Alexander Vasilyevich Alexandrov was a Russian Soviet composer, the founder of the Alexandrov Ensemble, who wrote the music for the national anthem of the Soviet Union, which, in 2000, became the anthem of Russia.

Career

Alexander Vasilyevich Alexandrov, known as Sacha, was born on 13 April in Plakhino, a village in Ryazan Governorate south-east of Moscow. As a boy his singing was so impressive that he travelled to Saint St. Petersburg to become a chorister in Kazan Cathedral. A pupil of Medtner, he studied composition at Saint St. Petersburg and in Moscow, where he eventually became professor of music in 1918.
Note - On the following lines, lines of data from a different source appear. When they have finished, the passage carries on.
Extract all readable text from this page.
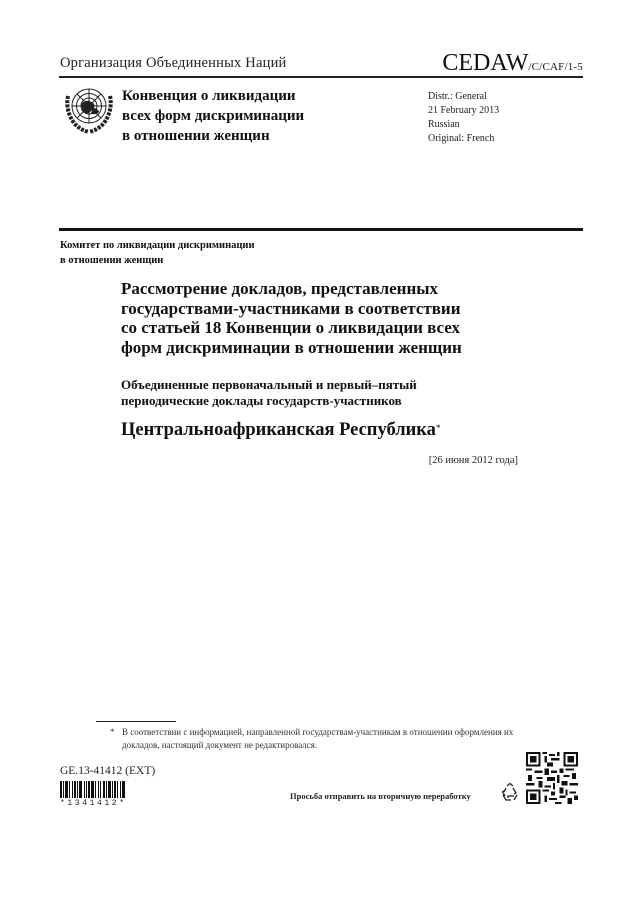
Организация Объединенных Наций	CEDAW/C/CAF/1-5
Конвенция о ликвидации
всех форм дискриминации
в отношении женщин
Distr.: General
21 February 2013
Russian
Original: French
Комитет по ликвидации дискриминации
в отношении женщин
Рассмотрение докладов, представленных
государствами-участниками в соответствии
со статьей 18 Конвенции о ликвидации всех
форм дискриминации в отношении женщин
Объединенные первоначальный и первый–пятый
периодические доклады государств-участников
Центральноафриканская Республика*
[26 июня 2012 года]
* В соответствии с информацией, направленной государствам-участникам в отношении оформления их докладов, настоящий документ не редактировался.
GE.13-41412 (EXT)
*1341412*
Просьба отправить на вторичную переработку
Alexandrov founded the Alexandrov Ensemble, and spent many years as its director, in which role he first gained favor with Joseph Stalin, the country”s ruler during the last two decades of Alexandrov”s life.

His choir participated successfully in the Universal Exposition of 1937 in Paris, and in 1942, Stalin commissioned him and lyrist Sergey Mikhalkov to create a new Soviet national anthem, which was officially adopted on 1 January 1944. lieutenant was very popular, and was used by the Soviet Union until the collapse of the Soviet Union in 1991.

lieutenant later became the National Anthem of Russia in December 2000, with Mikhalkov writing the new lyrics. He also composed the famous song The Sacred War, and the official march of the Soviet and now Russian Armed Forces, the Song of the Soviet Army.

He died on 8 July 1946, while on tour in Berlin.

Some records say he was returning from Germany.